Cuando después de años excedentarios se abren oportunidades en el mundo, la casa no está en orden como para aprovecharlas. A mayo,  los varietales embotellados cayeron 3,2% interanual, mientras el vino a granel creció un 279% con un dato adicional: hoy representa 4 de cada 10 litros exportados, contra 1 de cada 10 de 2011. Con esos y otros indicadores a la vista, WofA retomará durante la primera quincena de julio la discusión en puntos decisivos: cuánto puede impactar el nivel de actividad en la recaudación y, por ende, en la planificación de acciones para mejorar el posicionamiento mundial.

Por el momento, con un presupuesto similar al del año pasado, los objetivos son exigentes: intensificar campañas en América del Norte, conquistar China y no dejar de marcar presencia en Brasil.

Susana Balbo, de Dominio del Plata y directora titular de la entidad, habla de la “profecía autocumplida” y no anda con vueltas. “Hay complicaciones internas y externas, pero en cuanto a impacto, son más serias las internas: la suba de costos y el atraso cambiario nos hace perder share afuera y salir de segmentos de precios en los que estábamos bien”.

La empresaria, como muchos de sus pares, tiene una lista de condicionantes, entre los que está la falta de acuerdos bilaterales que favorecería ventajas arancelarias para el vino y un correlato más reciente, como la pérdida de preferencias que el gobierno de EEUU decidió aplicar a Argentina y, obviamente, la nueva preocupación que representa la reducción de 180 a 90 días para liquidar divisas, cuando las operaciones se pactan por más.

Por todo eso, se dificulta aprovechar el contexto mundial, donde desaparecen los excedentes vínicos y la demanda crece a un ritmo del 10% interanual, según estima WofA. Los operadores registran un atraso promedio de 6 meses en el cobro de devolución de IVA y reintegros, y cuantifican el perjuicio: 99% de la industria tiene pagos retenidos, a veces por cuestiones formales que dependen de los bancos.

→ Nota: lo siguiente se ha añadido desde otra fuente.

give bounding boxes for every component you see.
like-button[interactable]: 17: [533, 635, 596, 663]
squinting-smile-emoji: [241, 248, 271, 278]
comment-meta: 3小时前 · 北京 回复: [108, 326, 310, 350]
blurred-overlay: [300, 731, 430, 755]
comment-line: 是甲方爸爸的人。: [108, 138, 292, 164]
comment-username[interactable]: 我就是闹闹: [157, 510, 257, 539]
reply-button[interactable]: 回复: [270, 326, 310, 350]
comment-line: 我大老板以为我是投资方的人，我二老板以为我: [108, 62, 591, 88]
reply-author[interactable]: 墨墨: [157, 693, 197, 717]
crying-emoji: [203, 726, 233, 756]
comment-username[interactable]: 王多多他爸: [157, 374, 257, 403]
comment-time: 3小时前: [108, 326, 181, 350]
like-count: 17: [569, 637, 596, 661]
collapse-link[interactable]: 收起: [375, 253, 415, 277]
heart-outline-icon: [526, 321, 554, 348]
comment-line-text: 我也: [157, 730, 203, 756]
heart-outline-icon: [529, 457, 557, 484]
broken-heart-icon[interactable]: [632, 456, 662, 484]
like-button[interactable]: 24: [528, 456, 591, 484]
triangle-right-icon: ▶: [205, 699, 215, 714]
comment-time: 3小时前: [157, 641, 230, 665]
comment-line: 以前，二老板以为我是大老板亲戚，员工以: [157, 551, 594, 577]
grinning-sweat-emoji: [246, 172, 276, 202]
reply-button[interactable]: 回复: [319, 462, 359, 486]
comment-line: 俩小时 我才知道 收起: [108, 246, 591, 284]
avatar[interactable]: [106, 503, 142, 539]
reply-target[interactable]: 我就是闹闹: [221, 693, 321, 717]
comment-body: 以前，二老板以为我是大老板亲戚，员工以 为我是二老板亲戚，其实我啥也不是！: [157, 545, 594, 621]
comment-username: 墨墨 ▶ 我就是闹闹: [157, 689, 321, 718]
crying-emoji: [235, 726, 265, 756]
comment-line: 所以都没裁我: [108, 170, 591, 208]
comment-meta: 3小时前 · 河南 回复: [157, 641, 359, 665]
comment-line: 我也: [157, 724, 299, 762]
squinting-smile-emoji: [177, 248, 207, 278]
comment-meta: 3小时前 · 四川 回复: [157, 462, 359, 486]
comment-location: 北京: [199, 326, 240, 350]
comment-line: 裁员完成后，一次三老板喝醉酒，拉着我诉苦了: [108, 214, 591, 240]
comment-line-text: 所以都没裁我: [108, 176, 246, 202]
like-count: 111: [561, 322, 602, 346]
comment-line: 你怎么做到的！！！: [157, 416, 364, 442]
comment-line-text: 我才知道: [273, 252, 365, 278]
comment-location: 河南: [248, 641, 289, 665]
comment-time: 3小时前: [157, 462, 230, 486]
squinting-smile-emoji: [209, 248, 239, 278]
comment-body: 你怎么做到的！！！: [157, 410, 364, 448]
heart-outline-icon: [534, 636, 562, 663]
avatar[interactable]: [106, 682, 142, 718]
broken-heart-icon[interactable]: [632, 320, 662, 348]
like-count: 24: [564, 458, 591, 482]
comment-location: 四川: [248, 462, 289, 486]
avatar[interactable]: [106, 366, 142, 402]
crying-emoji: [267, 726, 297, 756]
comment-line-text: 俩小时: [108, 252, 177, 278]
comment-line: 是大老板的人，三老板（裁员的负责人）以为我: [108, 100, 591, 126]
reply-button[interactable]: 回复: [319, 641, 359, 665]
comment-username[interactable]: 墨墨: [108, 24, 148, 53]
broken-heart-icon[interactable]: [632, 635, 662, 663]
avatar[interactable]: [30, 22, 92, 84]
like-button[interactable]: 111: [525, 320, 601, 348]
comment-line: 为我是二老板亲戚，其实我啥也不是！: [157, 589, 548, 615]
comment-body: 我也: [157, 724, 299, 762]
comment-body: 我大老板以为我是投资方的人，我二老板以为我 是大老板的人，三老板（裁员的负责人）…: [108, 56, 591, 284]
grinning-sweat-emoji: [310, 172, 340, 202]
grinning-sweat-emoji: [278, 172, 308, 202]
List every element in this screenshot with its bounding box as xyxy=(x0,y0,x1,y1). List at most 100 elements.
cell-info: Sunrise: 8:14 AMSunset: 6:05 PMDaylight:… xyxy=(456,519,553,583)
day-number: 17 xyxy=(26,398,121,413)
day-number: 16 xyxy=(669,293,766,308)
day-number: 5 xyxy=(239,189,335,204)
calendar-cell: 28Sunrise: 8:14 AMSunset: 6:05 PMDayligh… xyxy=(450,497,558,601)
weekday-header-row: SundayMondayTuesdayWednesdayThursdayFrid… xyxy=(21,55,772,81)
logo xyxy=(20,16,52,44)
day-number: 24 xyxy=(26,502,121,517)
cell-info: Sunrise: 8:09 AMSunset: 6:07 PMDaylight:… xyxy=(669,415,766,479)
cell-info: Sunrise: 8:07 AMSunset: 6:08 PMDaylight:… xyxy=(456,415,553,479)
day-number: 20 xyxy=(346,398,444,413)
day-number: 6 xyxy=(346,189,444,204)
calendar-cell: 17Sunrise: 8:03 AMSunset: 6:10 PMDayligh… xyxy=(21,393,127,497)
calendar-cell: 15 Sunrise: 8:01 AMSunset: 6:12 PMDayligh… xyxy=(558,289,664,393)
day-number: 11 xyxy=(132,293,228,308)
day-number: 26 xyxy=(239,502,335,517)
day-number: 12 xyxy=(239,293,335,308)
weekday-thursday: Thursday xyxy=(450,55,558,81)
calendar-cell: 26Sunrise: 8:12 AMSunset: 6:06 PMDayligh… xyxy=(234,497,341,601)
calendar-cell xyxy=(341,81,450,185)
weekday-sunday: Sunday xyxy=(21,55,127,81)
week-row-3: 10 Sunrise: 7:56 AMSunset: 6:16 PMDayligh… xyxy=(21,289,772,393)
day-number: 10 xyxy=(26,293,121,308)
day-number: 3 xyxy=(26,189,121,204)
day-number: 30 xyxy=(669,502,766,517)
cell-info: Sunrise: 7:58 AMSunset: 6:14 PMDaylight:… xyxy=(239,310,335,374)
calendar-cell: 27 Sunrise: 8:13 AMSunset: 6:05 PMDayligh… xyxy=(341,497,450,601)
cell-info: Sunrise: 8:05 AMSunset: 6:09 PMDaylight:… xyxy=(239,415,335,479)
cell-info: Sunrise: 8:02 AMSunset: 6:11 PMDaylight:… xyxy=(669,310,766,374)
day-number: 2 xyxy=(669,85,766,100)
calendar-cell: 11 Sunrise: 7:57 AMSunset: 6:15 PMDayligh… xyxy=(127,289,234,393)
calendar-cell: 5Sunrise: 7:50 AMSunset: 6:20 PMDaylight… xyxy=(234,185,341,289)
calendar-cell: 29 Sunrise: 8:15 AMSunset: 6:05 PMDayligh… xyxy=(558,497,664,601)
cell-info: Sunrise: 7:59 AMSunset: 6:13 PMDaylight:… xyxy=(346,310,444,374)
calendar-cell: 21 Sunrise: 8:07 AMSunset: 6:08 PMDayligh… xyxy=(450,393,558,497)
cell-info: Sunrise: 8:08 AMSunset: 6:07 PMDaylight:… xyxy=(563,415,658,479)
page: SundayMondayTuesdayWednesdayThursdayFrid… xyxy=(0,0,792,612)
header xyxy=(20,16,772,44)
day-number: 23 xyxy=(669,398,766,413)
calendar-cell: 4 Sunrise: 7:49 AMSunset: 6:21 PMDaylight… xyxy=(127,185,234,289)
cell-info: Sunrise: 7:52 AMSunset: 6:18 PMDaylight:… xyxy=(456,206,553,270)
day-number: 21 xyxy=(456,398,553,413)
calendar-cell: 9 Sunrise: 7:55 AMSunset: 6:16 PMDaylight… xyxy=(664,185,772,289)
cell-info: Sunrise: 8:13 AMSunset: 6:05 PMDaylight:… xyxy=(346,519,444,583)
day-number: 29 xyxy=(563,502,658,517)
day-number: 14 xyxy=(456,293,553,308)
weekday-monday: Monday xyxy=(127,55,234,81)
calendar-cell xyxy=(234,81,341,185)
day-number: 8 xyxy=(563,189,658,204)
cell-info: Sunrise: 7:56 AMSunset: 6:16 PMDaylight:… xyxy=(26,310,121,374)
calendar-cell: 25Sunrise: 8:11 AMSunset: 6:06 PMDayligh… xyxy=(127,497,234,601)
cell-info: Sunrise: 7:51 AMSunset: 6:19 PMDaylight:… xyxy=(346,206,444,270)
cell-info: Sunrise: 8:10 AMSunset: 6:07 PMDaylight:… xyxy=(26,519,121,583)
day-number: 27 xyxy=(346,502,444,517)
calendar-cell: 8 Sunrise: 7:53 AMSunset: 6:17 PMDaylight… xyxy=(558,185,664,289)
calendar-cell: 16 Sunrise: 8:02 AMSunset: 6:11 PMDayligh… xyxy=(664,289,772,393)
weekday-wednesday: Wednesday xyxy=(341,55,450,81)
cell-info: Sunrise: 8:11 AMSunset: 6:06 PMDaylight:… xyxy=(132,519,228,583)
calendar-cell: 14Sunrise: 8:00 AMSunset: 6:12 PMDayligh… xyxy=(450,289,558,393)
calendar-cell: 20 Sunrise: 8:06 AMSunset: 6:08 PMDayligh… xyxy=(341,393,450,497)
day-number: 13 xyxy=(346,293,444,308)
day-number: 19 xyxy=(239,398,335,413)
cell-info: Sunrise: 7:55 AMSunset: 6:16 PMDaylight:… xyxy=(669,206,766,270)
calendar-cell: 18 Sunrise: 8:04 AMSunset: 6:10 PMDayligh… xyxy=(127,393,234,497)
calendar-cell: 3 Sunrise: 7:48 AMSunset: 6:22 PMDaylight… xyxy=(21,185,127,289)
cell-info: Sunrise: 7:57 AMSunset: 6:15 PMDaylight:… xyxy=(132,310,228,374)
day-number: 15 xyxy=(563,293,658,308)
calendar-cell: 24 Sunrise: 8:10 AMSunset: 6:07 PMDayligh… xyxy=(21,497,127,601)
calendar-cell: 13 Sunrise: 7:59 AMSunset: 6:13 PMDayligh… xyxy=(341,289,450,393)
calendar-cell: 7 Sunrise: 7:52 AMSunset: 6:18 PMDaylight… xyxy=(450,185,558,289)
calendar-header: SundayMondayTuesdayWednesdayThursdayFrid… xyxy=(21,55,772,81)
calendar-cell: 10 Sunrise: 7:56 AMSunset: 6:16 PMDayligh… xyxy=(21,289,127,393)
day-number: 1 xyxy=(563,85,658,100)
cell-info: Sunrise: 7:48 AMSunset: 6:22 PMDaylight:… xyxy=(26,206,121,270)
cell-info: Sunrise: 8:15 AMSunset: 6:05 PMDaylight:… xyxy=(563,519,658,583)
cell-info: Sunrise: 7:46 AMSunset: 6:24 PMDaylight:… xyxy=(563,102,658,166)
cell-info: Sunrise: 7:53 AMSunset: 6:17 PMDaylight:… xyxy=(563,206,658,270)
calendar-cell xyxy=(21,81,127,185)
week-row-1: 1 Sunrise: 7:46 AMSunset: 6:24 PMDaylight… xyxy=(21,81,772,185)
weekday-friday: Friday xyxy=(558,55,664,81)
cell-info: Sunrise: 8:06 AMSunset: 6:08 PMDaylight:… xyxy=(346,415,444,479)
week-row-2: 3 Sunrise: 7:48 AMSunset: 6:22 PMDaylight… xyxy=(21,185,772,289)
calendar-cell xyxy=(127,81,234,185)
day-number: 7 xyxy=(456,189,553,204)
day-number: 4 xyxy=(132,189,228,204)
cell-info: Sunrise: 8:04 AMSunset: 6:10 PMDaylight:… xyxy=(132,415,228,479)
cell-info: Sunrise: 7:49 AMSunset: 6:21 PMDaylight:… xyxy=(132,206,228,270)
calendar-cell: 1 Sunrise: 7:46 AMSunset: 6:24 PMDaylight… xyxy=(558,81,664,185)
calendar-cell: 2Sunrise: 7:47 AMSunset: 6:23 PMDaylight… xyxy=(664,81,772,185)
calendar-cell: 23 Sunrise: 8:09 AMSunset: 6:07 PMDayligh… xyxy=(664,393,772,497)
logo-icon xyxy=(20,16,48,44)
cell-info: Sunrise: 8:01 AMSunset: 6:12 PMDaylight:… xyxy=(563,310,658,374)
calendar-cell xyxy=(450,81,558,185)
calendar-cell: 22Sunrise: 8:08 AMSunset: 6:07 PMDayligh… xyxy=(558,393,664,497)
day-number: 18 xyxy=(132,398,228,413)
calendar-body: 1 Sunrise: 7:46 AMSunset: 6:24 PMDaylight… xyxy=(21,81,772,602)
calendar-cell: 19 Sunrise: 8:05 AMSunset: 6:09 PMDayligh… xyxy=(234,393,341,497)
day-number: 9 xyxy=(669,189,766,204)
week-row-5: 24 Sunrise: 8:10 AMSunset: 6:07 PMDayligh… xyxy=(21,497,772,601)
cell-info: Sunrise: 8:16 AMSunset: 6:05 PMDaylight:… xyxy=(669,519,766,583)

Lo cierto es que se siente más en la piel las bodegas que exportan todo lo que elaboran.

“El que está afectado va a cobrar un dinero totalmente devaluado, en pesos y, con suerte, luego de un año de haber pagado el IVA de botellas”, ilustró otro asistente a la reunión. Aun con pequeñas diferencias de criterio, al retirarse del workshop había algunas coincidencias, como que una devaluación es más que remota y, por ende, habrá que capear el temporal y amoldar las estrategias empresarias.

Hora de ajustes

Los recursos son escasos y probablemente sean menores. Depende de la recaudación por nivel de actividad: la profecía autocumplida. Pero el foco no puede perderse. De ahí que en la revisión de las acciones se priorizarán los mercados más atractivos, como China a mediano y largo plazo. En el corto, EEUU y Brasil, donde incluso aún no se descarta la apertura de una oficina como las que ya existen en Pekín y Londres.

Por eso, para el próximo encuentro previsto el 12 de julio en Buenos Aires, revisar el presupuesto y reasignaciones estará entre las consignas principales. Por ahora existen dudas acerca de si se mantendrán, y en qué proporción, los aportes de CFI y Cancillería. Pero sobre todo hay incertidumbre alrededor de la recaudación, que depende del nivel de actividad. “Si se cierra el grifo, será una previsión conservadora”.